The slower stomach emptying also affects how quickly your body absorbs other oral medications. If you take pills that need to be absorbed on a predictable schedule, your prescriber may need to adjust the timing.
What GIP Does to Fat Tissue
The GIP side of the equation has effects that go beyond appetite. GIP receptors are found in fat tissue, bone, the heart, and the adrenal glands. In fat tissue specifically, GIP improves the body’s ability to store dietary fat properly in fat cells rather than letting it “spill over” into the liver, muscles, and bloodstream, where excess fat causes metabolic damage. This lipid buffering effect may help improve insulin sensitivity independently of the weight you lose, which is why some researchers believe the GIP component accounts for the added metabolic benefit tirzepatide shows over GLP-1-only drugs.
How Much Weight People Lose
In the SURMOUNT-1 trial, adults with obesity (but without type 2 diabetes) took Zepbound for 72 weeks alongside a reduced-calorie diet and exercise. Average weight loss broke down by dose: 15% of body weight at 5 mg, 19.5% at 10 mg, and 20.9% at 15 mg.
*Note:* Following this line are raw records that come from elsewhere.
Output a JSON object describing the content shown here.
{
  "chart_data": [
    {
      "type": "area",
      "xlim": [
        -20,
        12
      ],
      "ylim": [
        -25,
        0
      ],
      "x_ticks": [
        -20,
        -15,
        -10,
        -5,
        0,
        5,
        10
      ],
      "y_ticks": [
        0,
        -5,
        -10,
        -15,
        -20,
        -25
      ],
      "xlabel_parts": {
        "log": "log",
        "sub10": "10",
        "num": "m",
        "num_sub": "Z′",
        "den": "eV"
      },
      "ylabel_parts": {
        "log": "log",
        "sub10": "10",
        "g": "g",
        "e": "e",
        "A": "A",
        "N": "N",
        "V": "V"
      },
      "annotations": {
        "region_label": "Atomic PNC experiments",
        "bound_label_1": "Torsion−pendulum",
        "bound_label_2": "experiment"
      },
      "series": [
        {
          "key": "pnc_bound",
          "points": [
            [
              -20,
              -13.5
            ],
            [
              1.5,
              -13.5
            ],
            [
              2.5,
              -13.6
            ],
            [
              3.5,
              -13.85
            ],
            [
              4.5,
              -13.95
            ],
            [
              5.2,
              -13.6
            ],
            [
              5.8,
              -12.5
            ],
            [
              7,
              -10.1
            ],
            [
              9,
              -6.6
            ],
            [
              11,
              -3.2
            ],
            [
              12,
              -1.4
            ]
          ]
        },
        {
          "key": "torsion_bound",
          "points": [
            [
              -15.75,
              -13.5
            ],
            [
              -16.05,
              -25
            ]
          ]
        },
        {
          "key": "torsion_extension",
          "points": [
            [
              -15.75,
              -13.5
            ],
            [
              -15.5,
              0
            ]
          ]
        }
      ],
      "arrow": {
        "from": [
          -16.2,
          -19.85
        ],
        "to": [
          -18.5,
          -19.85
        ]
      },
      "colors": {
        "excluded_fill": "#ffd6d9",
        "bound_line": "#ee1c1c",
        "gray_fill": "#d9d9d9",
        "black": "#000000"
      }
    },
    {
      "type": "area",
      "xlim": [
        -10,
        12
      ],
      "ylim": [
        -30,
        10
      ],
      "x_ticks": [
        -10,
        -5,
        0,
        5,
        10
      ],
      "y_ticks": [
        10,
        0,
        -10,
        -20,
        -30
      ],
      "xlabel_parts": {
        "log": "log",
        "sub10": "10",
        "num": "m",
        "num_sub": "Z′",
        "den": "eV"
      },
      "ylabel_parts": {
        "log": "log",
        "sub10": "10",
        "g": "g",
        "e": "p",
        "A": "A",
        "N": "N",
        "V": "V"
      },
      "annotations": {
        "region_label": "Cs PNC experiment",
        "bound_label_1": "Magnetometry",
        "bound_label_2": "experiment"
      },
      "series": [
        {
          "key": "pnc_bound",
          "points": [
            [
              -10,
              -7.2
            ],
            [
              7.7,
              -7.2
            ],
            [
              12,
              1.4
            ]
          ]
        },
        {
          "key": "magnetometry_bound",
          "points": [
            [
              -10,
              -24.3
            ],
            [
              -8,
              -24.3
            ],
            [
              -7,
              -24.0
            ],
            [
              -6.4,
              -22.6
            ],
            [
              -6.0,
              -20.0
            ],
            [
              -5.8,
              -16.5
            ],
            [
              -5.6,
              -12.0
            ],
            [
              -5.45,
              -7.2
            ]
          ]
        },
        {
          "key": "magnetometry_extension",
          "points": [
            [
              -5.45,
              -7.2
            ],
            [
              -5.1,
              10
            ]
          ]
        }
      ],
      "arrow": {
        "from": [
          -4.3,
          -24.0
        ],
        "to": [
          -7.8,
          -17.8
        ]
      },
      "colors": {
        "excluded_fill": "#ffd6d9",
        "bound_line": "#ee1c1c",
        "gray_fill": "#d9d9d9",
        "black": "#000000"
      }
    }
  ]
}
A head-to-head trial called SURMOUNT-5 put Zepbound directly against Wegovy at maximum doses in 751 people with obesity. Participants on Zepbound lost about 50 pounds (20.2% of body weight), while those on Wegovy lost about 33 pounds (13.7%). Nearly a third of people on Zepbound hit the 25% weight loss mark, compared with 16% on Wegovy. Side effect rates were similar between the two drugs: roughly 44% experienced nausea and 25% reported abdominal pain in both groups.
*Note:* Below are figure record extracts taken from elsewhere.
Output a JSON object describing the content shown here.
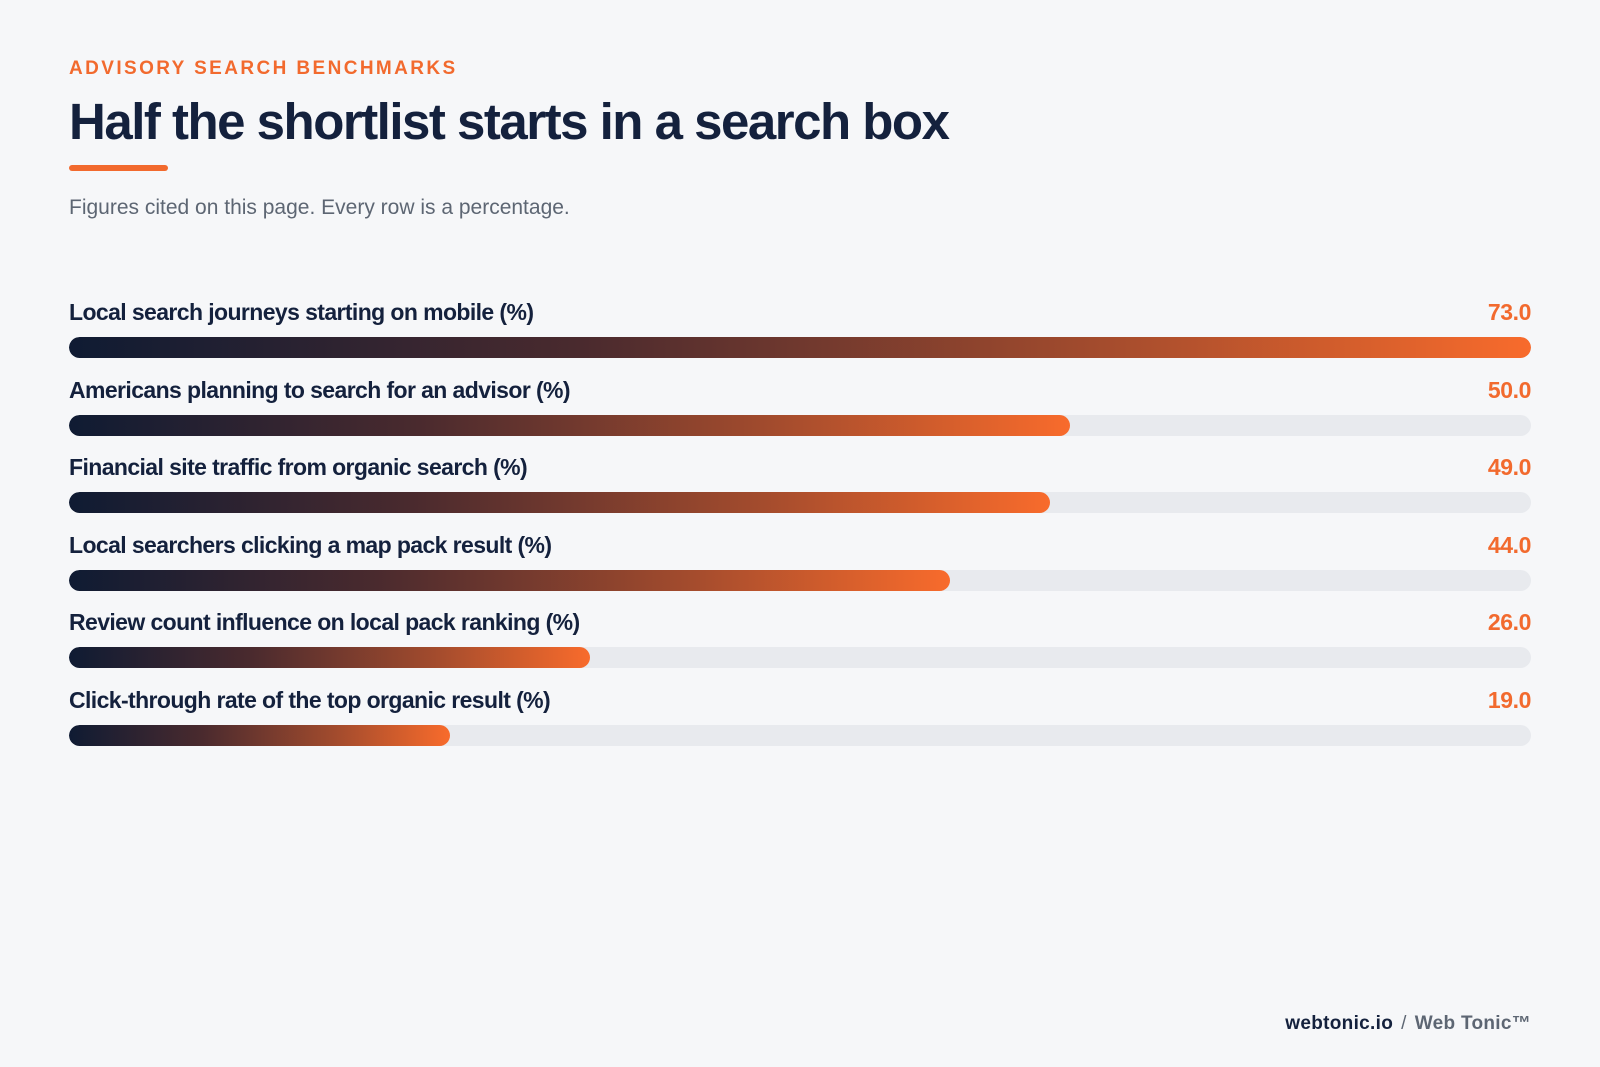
{
  "header": {
    "eyebrow": "ADVISORY SEARCH BENCHMARKS",
    "title": "Half the shortlist starts in a search box",
    "subtitle": "Figures cited on this page. Every row is a percentage."
  },
  "colors": {
    "accent": "#f26a2e",
    "ink": "#14213d",
    "muted": "#5d6673",
    "track": "#e8eaee",
    "gradient_start": "#0f1b33",
    "gradient_end": "#f86b2c",
    "background": "#f6f7f9"
  },
  "chart_data": {
    "type": "bar",
    "orientation": "horizontal",
    "xlim": [
      0,
      73
    ],
    "grid": false,
    "categories": [
      "Local search journeys starting on mobile (%)",
      "Americans planning to search for an advisor (%)",
      "Financial site traffic from organic search (%)",
      "Local searchers clicking a map pack result (%)",
      "Review count influence on local pack ranking (%)",
      "Click-through rate of the top organic result (%)"
    ],
    "values": [
      73.0,
      50.0,
      49.0,
      44.0,
      26.0,
      19.0
    ],
    "value_labels": [
      "73.0",
      "50.0",
      "49.0",
      "44.0",
      "26.0",
      "19.0"
    ]
  },
  "footer": {
    "domain": "webtonic.io",
    "separator": "/",
    "brand": "Web Tonic™"
  }
}
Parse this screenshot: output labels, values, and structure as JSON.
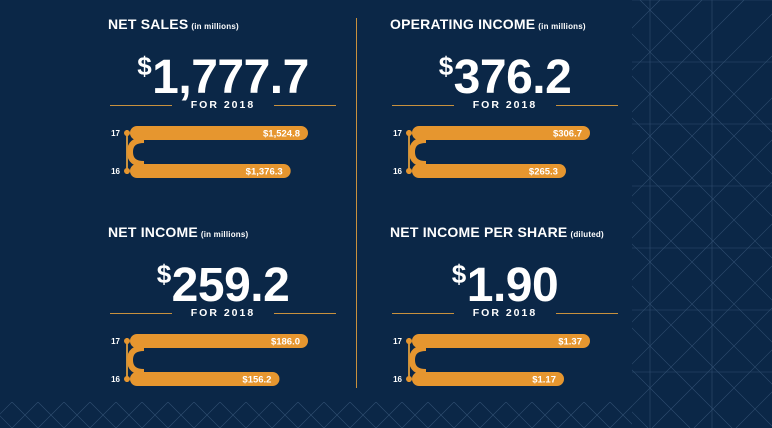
{
  "theme": {
    "background": "#0b2747",
    "accent": "#e6962f",
    "line": "#c8913e",
    "text": "#ffffff"
  },
  "chart_data": [
    {
      "type": "bar",
      "title": "NET SALES",
      "unit_note": "(in millions)",
      "headline_currency": "$",
      "headline_value": "1,777.7",
      "period_label": "FOR 2018",
      "categories": [
        "17",
        "16"
      ],
      "values": [
        1524.8,
        1376.3
      ],
      "value_labels": [
        "$1,524.8",
        "$1,376.3"
      ],
      "xlim": [
        0,
        1524.8
      ]
    },
    {
      "type": "bar",
      "title": "OPERATING INCOME",
      "unit_note": "(in millions)",
      "headline_currency": "$",
      "headline_value": "376.2",
      "period_label": "FOR 2018",
      "categories": [
        "17",
        "16"
      ],
      "values": [
        306.7,
        265.3
      ],
      "value_labels": [
        "$306.7",
        "$265.3"
      ],
      "xlim": [
        0,
        306.7
      ]
    },
    {
      "type": "bar",
      "title": "NET INCOME",
      "unit_note": "(in millions)",
      "headline_currency": "$",
      "headline_value": "259.2",
      "period_label": "FOR 2018",
      "categories": [
        "17",
        "16"
      ],
      "values": [
        186.0,
        156.2
      ],
      "value_labels": [
        "$186.0",
        "$156.2"
      ],
      "xlim": [
        0,
        186.0
      ]
    },
    {
      "type": "bar",
      "title": "NET INCOME PER SHARE",
      "unit_note": "(diluted)",
      "headline_currency": "$",
      "headline_value": "1.90",
      "period_label": "FOR 2018",
      "categories": [
        "17",
        "16"
      ],
      "values": [
        1.37,
        1.17
      ],
      "value_labels": [
        "$1.37",
        "$1.17"
      ],
      "xlim": [
        0,
        1.37
      ]
    }
  ]
}
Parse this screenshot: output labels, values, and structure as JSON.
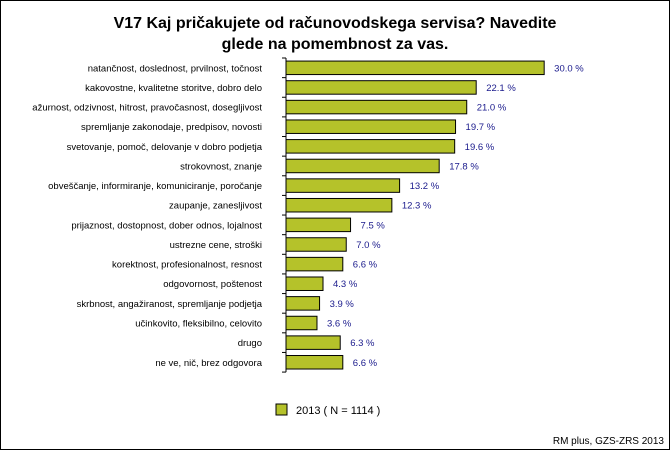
{
  "chart_data": {
    "type": "bar",
    "orientation": "horizontal",
    "title": "V17 Kaj pričakujete od računovodskega servisa? Navedite glede na pomembnost za vas.",
    "title_lines": [
      "V17 Kaj pričakujete od računovodskega servisa? Navedite",
      "glede na pomembnost za vas."
    ],
    "categories": [
      "natančnost, doslednost, prvilnost, točnost",
      "kakovostne, kvalitetne storitve, dobro delo",
      "ažurnost, odzivnost, hitrost, pravočasnost, dosegljivost",
      "spremljanje zakonodaje, predpisov, novosti",
      "svetovanje, pomoč, delovanje v dobro podjetja",
      "strokovnost, znanje",
      "obveščanje, informiranje, komuniciranje, poročanje",
      "zaupanje, zanesljivost",
      "prijaznost, dostopnost, dober odnos, lojalnost",
      "ustrezne cene, stroški",
      "korektnost, profesionalnost, resnost",
      "odgovornost, poštenost",
      "skrbnost, angažiranost, spremljanje podjetja",
      "učinkovito, fleksibilno, celovito",
      "drugo",
      "ne ve, nič, brez odgovora"
    ],
    "series": [
      {
        "name": "2013 ( N = 1114 )",
        "values": [
          30.0,
          22.1,
          21.0,
          19.7,
          19.6,
          17.8,
          13.2,
          12.3,
          7.5,
          7.0,
          6.6,
          4.3,
          3.9,
          3.6,
          6.3,
          6.6
        ],
        "labels": [
          "30.0 %",
          "22.1 %",
          "21.0 %",
          "19.7 %",
          "19.6 %",
          "17.8 %",
          "13.2 %",
          "12.3 %",
          "7.5 %",
          "7.0 %",
          "6.6 %",
          "4.3 %",
          "3.9 %",
          "3.6 %",
          "6.3 %",
          "6.6 %"
        ]
      }
    ],
    "xlim": [
      0,
      33
    ],
    "grid": false,
    "legend": "bottom",
    "colors": {
      "bar": "#b5c22a",
      "label": "#1a1a8c",
      "axis": "#000000"
    },
    "source": "RM plus, GZS-ZRS 2013"
  }
}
Dosing and How It Ramps Up
Zepbound starts at 2.5 mg once weekly, which is not a treatment dose. It exists purely to let your body adjust. After four weeks, the dose increases to 5 mg, which is the lowest maintenance dose for weight management. From there, your prescriber can increase by 2.5 mg increments every four weeks or longer, up to a maximum of 15 mg. The gradual ramp-up helps minimize gastrointestinal side effects as your body adapts to slower digestion and reduced appetite.
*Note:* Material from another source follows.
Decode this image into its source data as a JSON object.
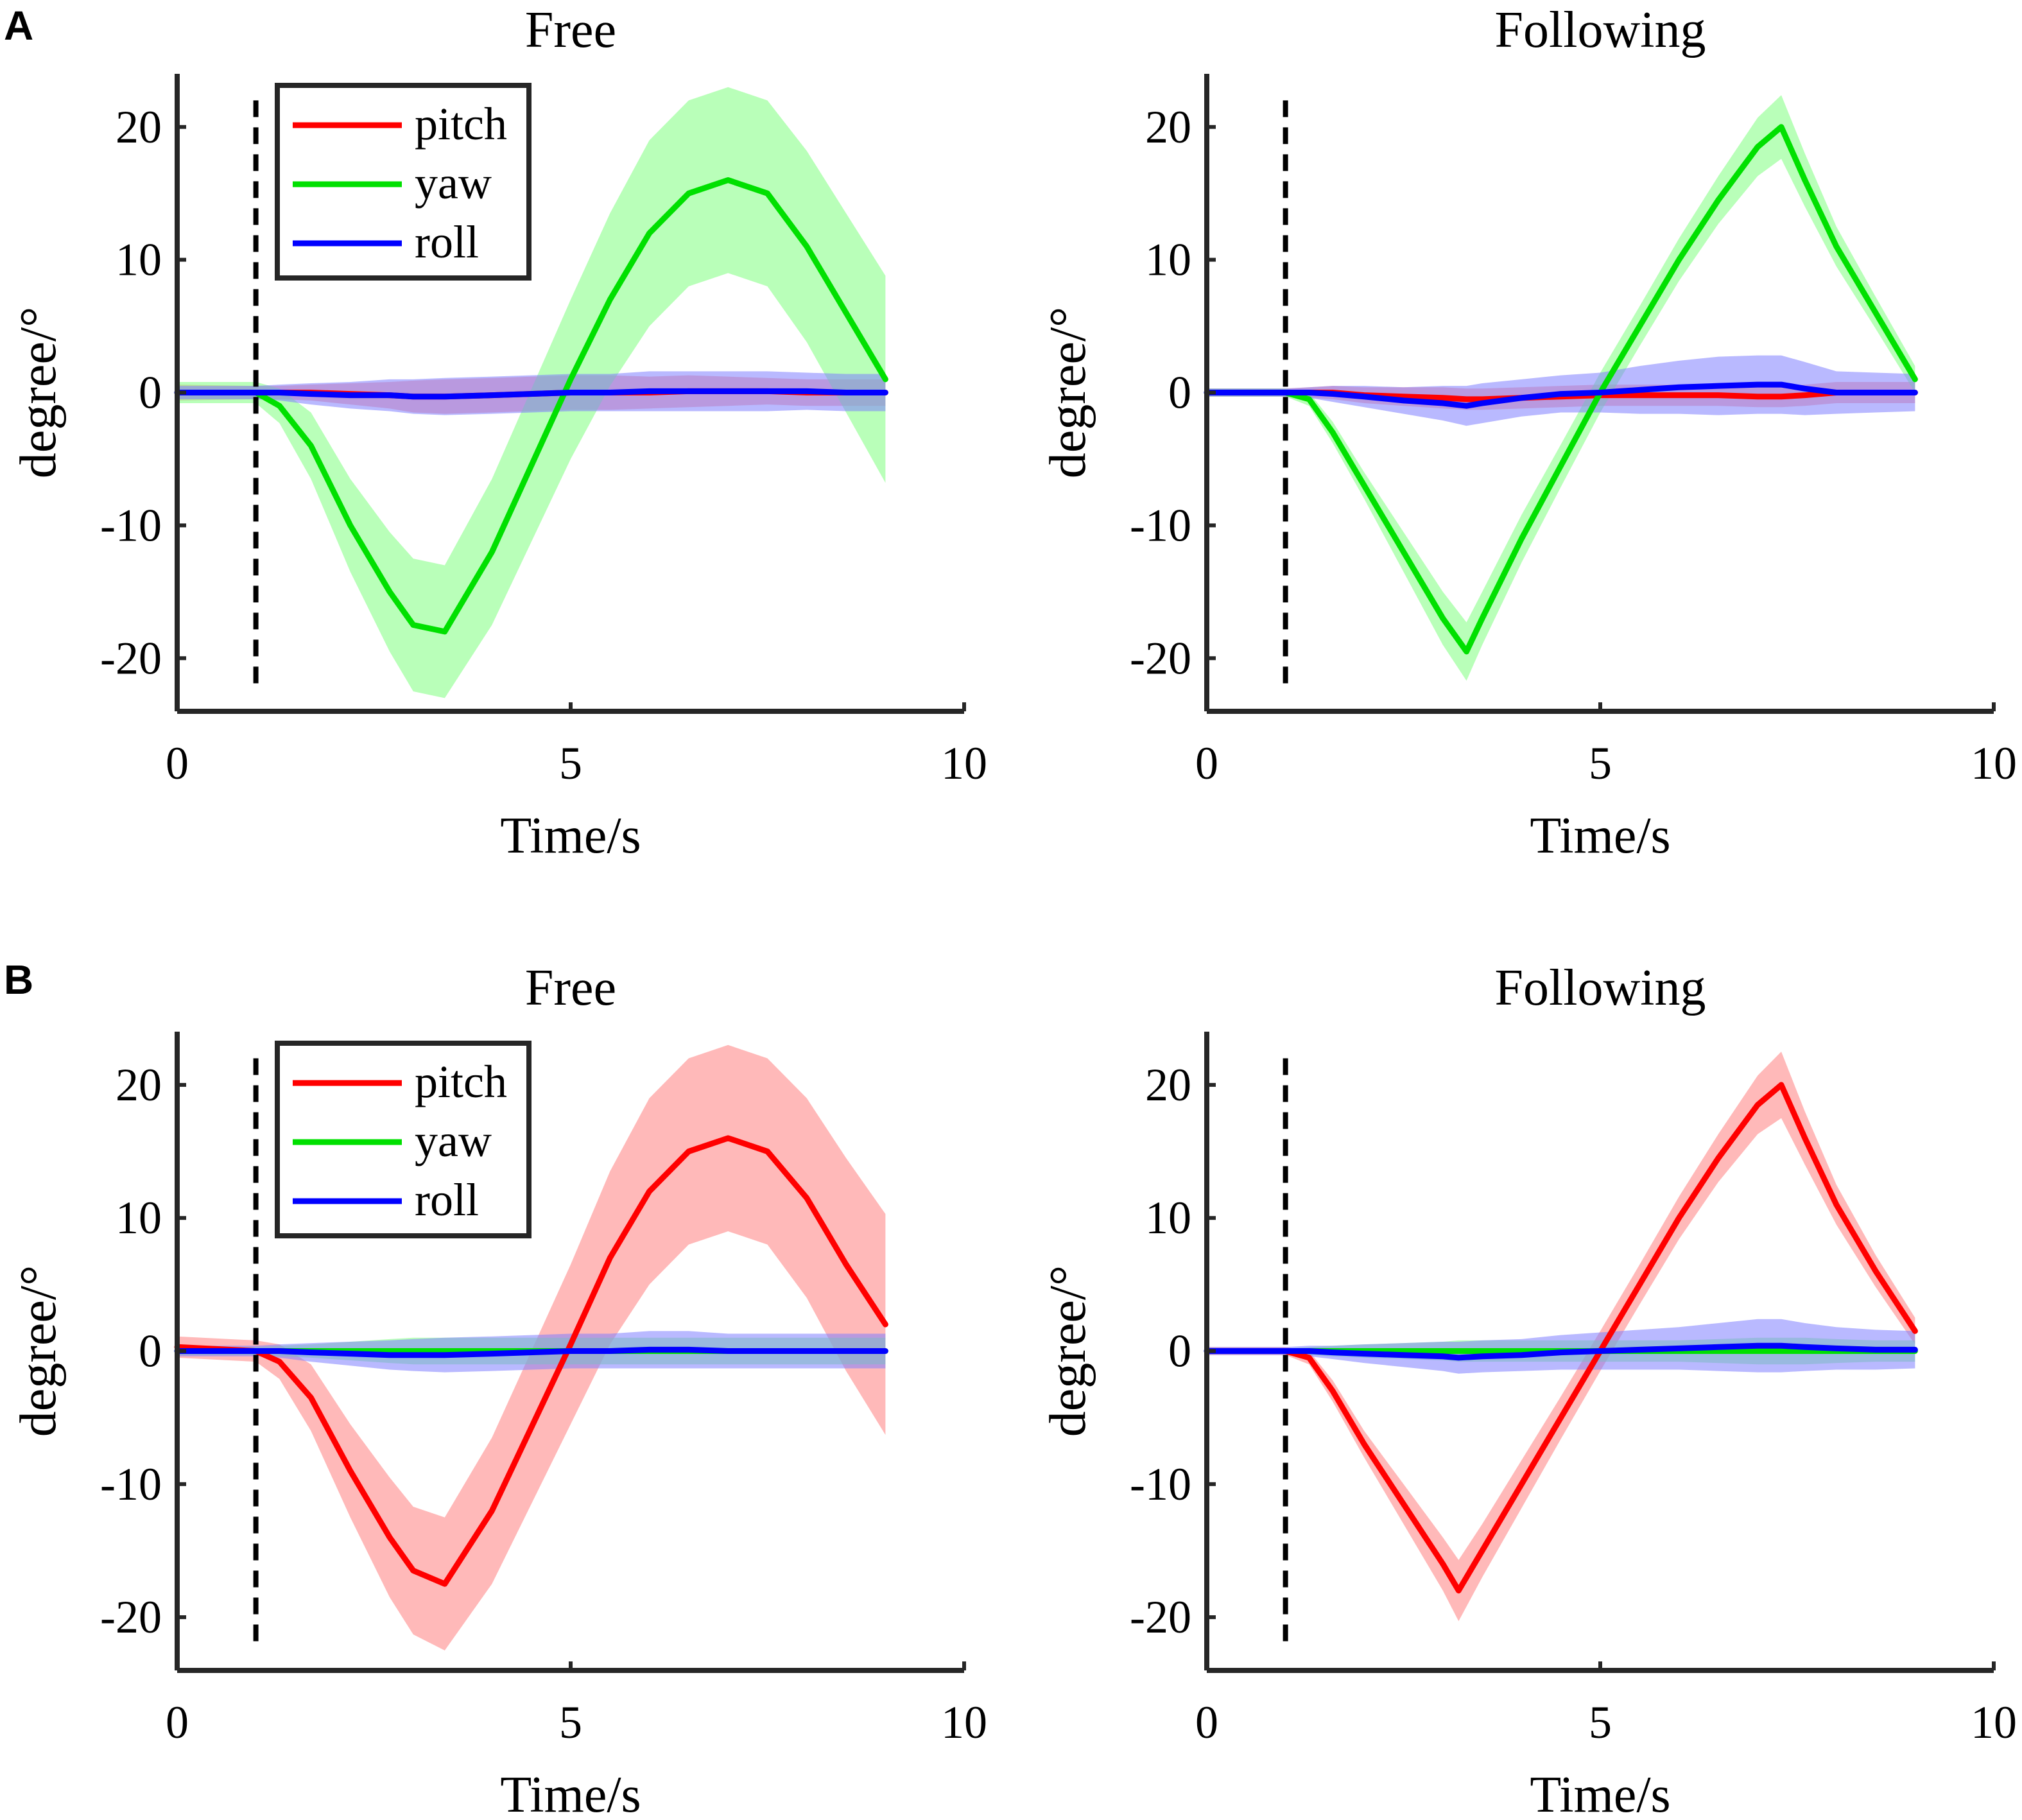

For weight reduction alone, 5 mg, 10 mg, or 15 mg are all approved maintenance doses. For the specific indication of moderate-to-severe obstructive sleep apnea with obesity, only 10 mg or 15 mg are recommended.
Who Qualifies for a Prescription
The FDA approved Zepbound for adults with a BMI of 30 or higher, or a BMI of 27 or higher if they also have at least one weight-related health condition. Qualifying conditions include high blood pressure, abnormal cholesterol, type 2 diabetes, obstructive sleep apnea, or cardiovascular disease. The approval specifies it should be used alongside a reduced-calorie diet and increased physical activity.
What Happens If You Stop
Weight regain after stopping is a real consideration. In the SURMOUNT-4 trial, people took Zepbound for 36 weeks and then were randomly assigned to either continue the drug or switch to a placebo for another 52 weeks. Those who stayed on Zepbound lost an additional 5.5% of their body weight. Those switched to placebo regained 14% over the same period. That’s a nearly 20 percentage point gap, which underscores that the drug’s effects on appetite and metabolism are ongoing, not permanent. The hunger signals and metabolic patterns it suppresses return when the medication stops.
This doesn’t mean everyone regains all the weight, but it does mean Zepbound works best as a long-term treatment rather than a short course. The biological mechanisms it targets, appetite regulation, gastric emptying, fat tissue signaling, are active only while the drug is in your system.